Zoe, 33, needed surgery and counselling for post-traumatic stress disorder after a series of pregnancy losses. In February 2024 she and husband Dan welcomed their Rainbow Baby, Penny.

Dan and I met in 2016. We started trying for a baby in January 2019 but after 12 months without success, we decided to ask for some advice.
We saw a doctor and got things under way but when the Covid-19 pandemic struck, everything was put on hold.
We got married in Cyprus in September 2021 and the following year we thought we’d take the first steps towards IVF treatment.

A complete shock

We had our initial appointment online in February 2022. I’d already done various tests and the consultant asked me when I’d last had a period.
I explained that things had been a bit all over the place over the previous couple of months – I’d just been on holiday to visit my brother in Dubai - so she said she’d like me to take a pregnancy test.
I said ‘yes, that’s fine – but it will definitely be negative’.

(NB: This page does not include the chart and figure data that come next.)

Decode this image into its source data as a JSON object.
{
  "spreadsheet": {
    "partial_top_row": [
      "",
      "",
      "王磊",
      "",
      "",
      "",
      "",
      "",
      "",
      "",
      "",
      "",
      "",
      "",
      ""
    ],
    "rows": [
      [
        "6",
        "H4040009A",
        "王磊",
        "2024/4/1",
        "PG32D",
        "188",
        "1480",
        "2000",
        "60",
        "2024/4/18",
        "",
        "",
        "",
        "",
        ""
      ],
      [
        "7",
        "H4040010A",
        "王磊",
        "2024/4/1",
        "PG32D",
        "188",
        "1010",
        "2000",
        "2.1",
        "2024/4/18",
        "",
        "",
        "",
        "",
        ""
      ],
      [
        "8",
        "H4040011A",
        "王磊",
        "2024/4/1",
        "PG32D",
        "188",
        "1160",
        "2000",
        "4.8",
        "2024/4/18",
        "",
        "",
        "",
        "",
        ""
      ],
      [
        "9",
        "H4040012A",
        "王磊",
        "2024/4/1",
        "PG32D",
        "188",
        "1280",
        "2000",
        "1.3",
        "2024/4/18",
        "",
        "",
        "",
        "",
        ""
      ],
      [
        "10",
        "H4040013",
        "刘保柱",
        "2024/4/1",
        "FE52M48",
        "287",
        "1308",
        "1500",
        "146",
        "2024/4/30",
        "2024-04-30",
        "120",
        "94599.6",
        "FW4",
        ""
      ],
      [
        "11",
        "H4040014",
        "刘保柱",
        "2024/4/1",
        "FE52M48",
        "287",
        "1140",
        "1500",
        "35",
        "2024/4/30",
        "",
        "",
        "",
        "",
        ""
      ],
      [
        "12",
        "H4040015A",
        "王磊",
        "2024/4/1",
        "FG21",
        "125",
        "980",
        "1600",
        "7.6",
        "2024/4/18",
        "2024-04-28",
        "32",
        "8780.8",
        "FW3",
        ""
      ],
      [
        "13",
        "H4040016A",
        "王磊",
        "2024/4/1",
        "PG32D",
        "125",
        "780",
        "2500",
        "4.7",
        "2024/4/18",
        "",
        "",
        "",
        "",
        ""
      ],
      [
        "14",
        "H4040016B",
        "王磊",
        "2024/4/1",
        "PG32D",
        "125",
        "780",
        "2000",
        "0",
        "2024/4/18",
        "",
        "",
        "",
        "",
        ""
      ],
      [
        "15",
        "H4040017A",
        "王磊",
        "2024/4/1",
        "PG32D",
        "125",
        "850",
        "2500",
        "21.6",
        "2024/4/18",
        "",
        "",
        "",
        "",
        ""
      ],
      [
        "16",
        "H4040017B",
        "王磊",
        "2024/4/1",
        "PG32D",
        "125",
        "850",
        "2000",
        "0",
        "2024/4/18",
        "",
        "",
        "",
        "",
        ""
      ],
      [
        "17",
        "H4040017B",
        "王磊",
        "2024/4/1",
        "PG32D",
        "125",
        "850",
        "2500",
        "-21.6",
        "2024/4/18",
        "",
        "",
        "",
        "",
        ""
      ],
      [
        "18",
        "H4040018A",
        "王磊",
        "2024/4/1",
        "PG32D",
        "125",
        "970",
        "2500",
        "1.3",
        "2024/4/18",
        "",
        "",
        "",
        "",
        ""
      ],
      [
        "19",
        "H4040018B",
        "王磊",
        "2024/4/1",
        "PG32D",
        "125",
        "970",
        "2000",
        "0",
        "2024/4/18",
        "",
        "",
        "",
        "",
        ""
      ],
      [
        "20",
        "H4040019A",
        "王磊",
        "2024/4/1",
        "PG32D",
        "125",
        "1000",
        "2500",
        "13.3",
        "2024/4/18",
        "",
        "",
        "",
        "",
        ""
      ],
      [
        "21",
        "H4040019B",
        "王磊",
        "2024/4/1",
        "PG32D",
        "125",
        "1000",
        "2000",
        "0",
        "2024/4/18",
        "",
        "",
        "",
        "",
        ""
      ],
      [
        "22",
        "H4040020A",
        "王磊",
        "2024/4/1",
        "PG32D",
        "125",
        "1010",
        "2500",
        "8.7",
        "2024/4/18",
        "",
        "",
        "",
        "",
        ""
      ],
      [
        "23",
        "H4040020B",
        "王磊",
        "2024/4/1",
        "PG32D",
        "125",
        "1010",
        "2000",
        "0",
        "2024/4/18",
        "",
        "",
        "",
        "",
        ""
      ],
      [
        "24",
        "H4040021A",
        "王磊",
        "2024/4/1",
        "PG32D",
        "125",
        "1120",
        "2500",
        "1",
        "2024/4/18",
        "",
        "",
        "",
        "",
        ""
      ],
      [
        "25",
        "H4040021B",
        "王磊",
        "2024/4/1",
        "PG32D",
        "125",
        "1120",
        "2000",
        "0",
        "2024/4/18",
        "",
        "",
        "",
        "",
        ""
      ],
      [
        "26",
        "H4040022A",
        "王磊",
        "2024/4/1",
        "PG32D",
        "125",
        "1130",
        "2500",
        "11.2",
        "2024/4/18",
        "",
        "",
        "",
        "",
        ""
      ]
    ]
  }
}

When the test came up as positive, I couldn’t have been more shocked. It was the first positive result we’d ever had, after three years of trying.

We were so excited. But 2 days later, I miscarried. It was a horrendous experience.

One loss after another

We decided to try again and conceived naturally by the end of April – only to go through another traumatic loss.
The baby began to develop outside my womb, in one of my fallopian tubes – an ectopic pregnancy. I had to have emergency surgery after it ruptured and I lost a lot of blood.
At that point, we were told we only had about a 1 in 20 chance of conceiving again naturally, so we decided to try IVF.
We had an embryo transfer in September 2022 and I had a positive test but it was a chemical pregnancy which didn’t last.
The next month, amazingly, I conceived again naturally. But we were told within weeks that this was a rare ‘molar’ pregnancy, in which no fetus develops normally. I had to have more surgery to remove it.

Struggling to cope

After that, I really struggled. Because the molar pregnancy and the ectopic pregnancy were quite similar experiences, I couldn’t remember certain details about them.

I was diagnosed with post-traumatic stress disorder, anxiety and depression. I had quite intensive cognitive behavioural therapy, which helped.

We had to wait 6 months before trying again, as a molar pregnancy can sometimes cause health complications, but we were given the all-clear by doctors in the spring of 2023.
In May, we tried another embryo transfer from our IVF procedure but that failed.
The next month, June 2023, we went through it again – and this time I became pregnant with our beautiful daughter, Penny.

Making it through pregnancy

I had hormone injections and medications to maximise the chance of carrying her to full term, but even when it seemed the pregnancy would work out, I was in a state of almost constant anxiety.

By the time she was born, I felt as if I’d been holding my breath for months.

When everybody around you knows what you’ve been through, they think a pregnancy that’s got beyond a certain stage makes it all go away.
But it’s not like that. You go for a scan, which gives you some reassurance, then the very next day you start to wonder again if something’s gone wrong. The anxiety is wild.
It’s not a rare thing to go through but because people don’t talk about it, you think you’re alone.
That’s why it’s so important to be more open about it, to help each other.